One of the main drivers for the substantial decrease in emissions is, not surprisingly, the sharp contraction of college-sponsored travel due to the pandemic, which saw an 85 percent decline from 4,123 MTCDE in FY20 to 695 MTCDE in FY21. The other main reason is the elimination of our emissions from purchased electricity (scope 2 emissions). Albeit somewhat delayed due to the pandemic, the College’s investment in the construction of the Farmington, ME solar PV project, allowed us to purchase renewable energy certificates (RECs) for 100% of the power purchased for the campus and going forward, Farmington will provide RECs for up to 90 percent of our purchased electricity with the remainder being covered through additional purchases of unbundled RECs. 

New in our FY21 emissions inventory is the inclusion of refrigerant losses, which represent a small (by volume) but powerful source of greenhouse gases. We were also able to include the three Oxford, UK properties in our inventory this year. Both emission additions are small in comparison to those originating at the Williamstown campus, primarily from natural gas combustion at the co-gen plant (10,270 MTCDE, about the same as FY20).

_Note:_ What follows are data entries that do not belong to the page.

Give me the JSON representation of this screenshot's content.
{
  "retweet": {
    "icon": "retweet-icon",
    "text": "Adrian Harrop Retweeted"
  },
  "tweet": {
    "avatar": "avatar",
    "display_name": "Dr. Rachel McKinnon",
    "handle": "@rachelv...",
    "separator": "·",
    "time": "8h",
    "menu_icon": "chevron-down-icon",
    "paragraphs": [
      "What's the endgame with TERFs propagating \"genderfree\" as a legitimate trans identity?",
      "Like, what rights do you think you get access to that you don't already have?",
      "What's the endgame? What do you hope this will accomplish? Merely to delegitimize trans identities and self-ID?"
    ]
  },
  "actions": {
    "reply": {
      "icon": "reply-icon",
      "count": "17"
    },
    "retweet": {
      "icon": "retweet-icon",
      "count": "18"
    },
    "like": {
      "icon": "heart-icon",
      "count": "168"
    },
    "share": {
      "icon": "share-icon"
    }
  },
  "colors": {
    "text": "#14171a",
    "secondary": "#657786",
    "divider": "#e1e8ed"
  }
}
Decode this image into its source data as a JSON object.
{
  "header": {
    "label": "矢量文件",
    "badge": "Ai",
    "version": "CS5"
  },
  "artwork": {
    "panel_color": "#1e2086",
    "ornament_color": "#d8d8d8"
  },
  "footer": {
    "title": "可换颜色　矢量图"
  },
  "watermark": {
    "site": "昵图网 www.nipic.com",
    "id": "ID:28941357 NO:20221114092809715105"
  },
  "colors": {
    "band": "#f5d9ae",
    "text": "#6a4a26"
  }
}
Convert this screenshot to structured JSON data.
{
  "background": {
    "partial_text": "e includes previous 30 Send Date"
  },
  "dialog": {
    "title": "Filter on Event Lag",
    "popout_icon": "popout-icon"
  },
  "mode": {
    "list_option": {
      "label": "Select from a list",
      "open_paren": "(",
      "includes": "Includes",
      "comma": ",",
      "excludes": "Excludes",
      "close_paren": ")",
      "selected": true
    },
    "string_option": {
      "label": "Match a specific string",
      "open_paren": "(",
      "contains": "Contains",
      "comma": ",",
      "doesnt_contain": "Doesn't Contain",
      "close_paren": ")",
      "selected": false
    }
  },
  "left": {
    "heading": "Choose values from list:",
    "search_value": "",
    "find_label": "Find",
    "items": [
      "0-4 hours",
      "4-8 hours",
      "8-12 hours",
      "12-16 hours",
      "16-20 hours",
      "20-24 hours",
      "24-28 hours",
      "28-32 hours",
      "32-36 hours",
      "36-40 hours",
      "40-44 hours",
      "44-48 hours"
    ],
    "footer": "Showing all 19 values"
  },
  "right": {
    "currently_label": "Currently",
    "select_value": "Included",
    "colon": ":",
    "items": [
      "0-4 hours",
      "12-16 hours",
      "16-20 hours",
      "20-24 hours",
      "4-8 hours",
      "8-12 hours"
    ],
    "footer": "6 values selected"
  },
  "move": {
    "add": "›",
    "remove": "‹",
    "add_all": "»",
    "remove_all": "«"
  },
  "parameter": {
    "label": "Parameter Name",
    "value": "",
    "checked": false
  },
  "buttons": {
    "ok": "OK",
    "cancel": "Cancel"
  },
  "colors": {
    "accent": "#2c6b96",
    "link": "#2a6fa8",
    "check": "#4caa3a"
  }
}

Since FY20 Williams College has purchased carbon offsets to neutralize our emissions. This year, we purchased a total of 24,883 MTCDE of offsets from two previously vetted projects in Honduras (cleaner cookstoves) and Sichuan Province in China (biogas digester and cookstoves) at favorable prices. Of these, 12,539 MTCDE went towards compensating for this year’s emissions, while we are banking the remaining 12,344 MTCDE for future use.